The only exception to the provision was directional posts leading to the venue, which must not be erected before seven days to the burial date and must be removed not later than seven days after the burial date, otherwise the offender would be liable to pay the fine.
The Commissioner for Lands was required by the law to create the state burial ground in every community where rejected corpses and unidentified corpses would be buried.
There would also be monitoring and implementation committees and members of the committees would be paid remuneration to be determined by the town union.
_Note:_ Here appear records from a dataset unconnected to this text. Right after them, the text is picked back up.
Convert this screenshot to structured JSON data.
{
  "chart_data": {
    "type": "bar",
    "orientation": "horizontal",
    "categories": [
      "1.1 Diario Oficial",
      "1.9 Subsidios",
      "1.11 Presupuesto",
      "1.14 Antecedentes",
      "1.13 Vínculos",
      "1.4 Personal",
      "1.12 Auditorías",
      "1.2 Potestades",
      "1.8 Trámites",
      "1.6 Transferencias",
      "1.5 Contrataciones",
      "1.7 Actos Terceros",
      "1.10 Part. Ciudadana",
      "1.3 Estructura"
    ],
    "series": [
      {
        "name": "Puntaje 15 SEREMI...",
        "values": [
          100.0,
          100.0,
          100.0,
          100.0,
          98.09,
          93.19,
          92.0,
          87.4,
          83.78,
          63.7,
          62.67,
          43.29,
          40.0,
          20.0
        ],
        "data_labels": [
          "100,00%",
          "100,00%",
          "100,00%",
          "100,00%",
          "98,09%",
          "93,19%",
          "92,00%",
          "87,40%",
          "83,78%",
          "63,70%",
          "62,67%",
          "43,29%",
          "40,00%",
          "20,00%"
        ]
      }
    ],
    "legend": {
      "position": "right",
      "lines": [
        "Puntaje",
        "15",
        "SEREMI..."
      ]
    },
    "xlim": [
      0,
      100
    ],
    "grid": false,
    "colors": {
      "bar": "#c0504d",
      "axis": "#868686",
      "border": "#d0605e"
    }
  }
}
According to the law, the monitoring committee would be responsible for registering all deaths in the town, giving clearance for every burial/funeral ceremony and submitting records of the implementation of the law to the Department of Town Union and Chieftaincy Matters in the state.
Other provisions were that:
- The corpse must not be deposited in the mortuary or any other place beyond two months from the date of death;
- No blocking of road/street because of burial except with the approval of the appropriate local government authority;
- No wake keep of any kind for any deceased person, while religious activity for the deceased person prior to the burial must end by 9:00pm; and there must be no food, drink, life band or cultural entertainers during and after religious activity for the deceased person.
- All burial ceremonies must be for one day and the burial services must start not later than 9:00 am and must not last more than two hours, just as no preserved corpse must be exposed for more than 30 minutes from the time of exposition.
It further provides that all condolence visits after any burial ceremony, must not exceed one day and no person must give the deceased person’s family a condolence gift exceeding money for one jar of palm wine, one carton of beer and one crate of soft drink.
In the case of women, there must be no demand of more than N10000 by her maiden family, while wearing of special uniform is restricted to the immediate family of the deceased person and church groups.
The law stipulates that Magistrate courts in the state have the jurisdiction to try offenders.